# Lifespan of 3-Cell Lithium Ion Battery



## DeltaDart1

Am thinking of buying a Acer Aspire Netbook which comes with a 3-cell Lithium-Ion Battery. What is the lifespan of the 3-cell lithium battery?

 I have read where you should get around 3 hours of battery life when you charge it but I would like to know how long the battery itself would last.

 Have read maybe a year and then you would have to replace the battery. Does this sound about right or should they last longer?  Thanks!


----------



## johnb35

It all depends on the battery and how you take care of it.  Only plug it in while charging and when its fully charged, unplug it until its almost dead again.

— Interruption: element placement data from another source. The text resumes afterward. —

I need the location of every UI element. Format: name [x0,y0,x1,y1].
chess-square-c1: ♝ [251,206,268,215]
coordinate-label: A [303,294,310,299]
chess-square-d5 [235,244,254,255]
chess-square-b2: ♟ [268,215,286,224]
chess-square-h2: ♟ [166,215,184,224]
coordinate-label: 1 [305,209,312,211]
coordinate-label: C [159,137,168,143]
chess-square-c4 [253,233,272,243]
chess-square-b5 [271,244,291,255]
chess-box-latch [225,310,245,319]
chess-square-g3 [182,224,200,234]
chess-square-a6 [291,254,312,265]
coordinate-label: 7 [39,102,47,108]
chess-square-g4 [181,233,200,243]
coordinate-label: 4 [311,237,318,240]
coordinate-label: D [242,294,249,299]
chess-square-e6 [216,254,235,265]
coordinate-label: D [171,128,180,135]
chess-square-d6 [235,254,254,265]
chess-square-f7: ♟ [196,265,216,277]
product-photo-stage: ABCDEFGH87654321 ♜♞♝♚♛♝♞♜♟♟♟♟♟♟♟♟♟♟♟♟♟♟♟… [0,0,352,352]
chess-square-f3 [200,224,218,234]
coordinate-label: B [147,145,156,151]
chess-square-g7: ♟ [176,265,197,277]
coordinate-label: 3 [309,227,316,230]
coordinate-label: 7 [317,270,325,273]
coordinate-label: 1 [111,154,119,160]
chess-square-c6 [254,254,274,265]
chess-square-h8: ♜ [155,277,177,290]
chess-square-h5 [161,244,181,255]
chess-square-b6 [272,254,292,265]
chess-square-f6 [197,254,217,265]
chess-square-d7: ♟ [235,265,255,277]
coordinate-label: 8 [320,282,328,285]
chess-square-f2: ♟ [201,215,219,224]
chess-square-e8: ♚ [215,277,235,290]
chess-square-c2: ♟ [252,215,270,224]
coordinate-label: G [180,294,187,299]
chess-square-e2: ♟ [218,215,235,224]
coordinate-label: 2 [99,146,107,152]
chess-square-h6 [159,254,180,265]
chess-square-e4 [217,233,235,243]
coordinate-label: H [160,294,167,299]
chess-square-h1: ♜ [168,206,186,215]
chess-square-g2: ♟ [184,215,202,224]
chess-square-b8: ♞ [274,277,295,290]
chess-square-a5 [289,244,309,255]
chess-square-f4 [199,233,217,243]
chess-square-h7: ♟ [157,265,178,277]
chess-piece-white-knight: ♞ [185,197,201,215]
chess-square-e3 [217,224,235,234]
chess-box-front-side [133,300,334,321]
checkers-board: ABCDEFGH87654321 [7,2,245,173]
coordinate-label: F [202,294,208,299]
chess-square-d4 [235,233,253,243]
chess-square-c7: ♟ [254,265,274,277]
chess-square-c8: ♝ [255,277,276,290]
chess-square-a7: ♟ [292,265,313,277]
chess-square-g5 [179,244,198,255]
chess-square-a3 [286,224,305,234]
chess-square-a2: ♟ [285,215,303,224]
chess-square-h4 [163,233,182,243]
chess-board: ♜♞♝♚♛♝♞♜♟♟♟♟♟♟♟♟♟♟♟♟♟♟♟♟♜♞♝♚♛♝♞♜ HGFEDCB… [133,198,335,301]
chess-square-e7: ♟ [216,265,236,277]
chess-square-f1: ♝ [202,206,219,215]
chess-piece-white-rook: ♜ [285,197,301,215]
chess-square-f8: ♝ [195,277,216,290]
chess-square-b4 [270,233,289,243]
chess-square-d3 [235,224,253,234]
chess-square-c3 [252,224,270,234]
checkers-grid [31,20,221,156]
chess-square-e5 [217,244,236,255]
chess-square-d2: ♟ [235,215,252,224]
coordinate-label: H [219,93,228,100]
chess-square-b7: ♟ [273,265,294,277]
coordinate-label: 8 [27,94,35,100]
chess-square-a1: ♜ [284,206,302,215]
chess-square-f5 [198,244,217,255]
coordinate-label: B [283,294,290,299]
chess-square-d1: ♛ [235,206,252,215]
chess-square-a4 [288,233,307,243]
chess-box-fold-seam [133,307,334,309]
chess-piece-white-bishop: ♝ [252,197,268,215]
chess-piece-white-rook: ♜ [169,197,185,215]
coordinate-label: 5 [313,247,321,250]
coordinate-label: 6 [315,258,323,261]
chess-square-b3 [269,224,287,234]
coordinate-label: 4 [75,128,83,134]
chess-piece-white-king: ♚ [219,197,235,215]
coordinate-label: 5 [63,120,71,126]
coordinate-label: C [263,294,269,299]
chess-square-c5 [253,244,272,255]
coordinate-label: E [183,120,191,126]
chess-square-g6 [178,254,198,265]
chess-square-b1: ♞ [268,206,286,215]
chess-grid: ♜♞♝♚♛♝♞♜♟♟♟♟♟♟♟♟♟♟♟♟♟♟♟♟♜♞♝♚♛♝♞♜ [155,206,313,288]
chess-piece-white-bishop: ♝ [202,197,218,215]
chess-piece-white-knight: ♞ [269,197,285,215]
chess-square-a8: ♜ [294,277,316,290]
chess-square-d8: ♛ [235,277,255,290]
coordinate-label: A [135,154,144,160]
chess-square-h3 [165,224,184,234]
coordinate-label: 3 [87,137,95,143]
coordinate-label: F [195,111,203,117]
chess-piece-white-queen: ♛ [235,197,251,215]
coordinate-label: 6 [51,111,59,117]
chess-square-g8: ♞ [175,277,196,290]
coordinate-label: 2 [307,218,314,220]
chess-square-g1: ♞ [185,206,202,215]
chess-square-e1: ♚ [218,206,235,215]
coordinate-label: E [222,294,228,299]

I've seen some batteries not even last a year and others last a few years.


----------



## Del_Monico

I just bought an HP Mini 210 netbook with a 6-cell lithium ion battery, and I get a good 4 or 5 hours out of it when I'm doing normal surfing. It all depends on what your doing, the screen brightness, and so forth. 6-cell are the best to get, though they add a bit of extra weight and price.


----------



## DeltaDart1

johnb35 said:


> It all depends on the battery and how you take care of it.  Only plug it in while charging and when its fully charged, unplug it until its almost dead again.
> 
> I've seen some batteries not even last a year and others last a few years.



I keep reading where it's bad for the battery to let it discharge to almost nothing and then recharge it. Something about don't let it get below 40%. I will assume the netbook can be just plugged in and just use it that way without using the battery. 

This netbook will only be used in the house so as I see it the battery will get very little use. Also read where you should store it in the fridge to extend the batteries life.

 It does get a little confusing. Let's say that the battery itself last's a year,do you simply go out and purchase a new battery like I have to do for my cordless phone? Thanks for your input!


----------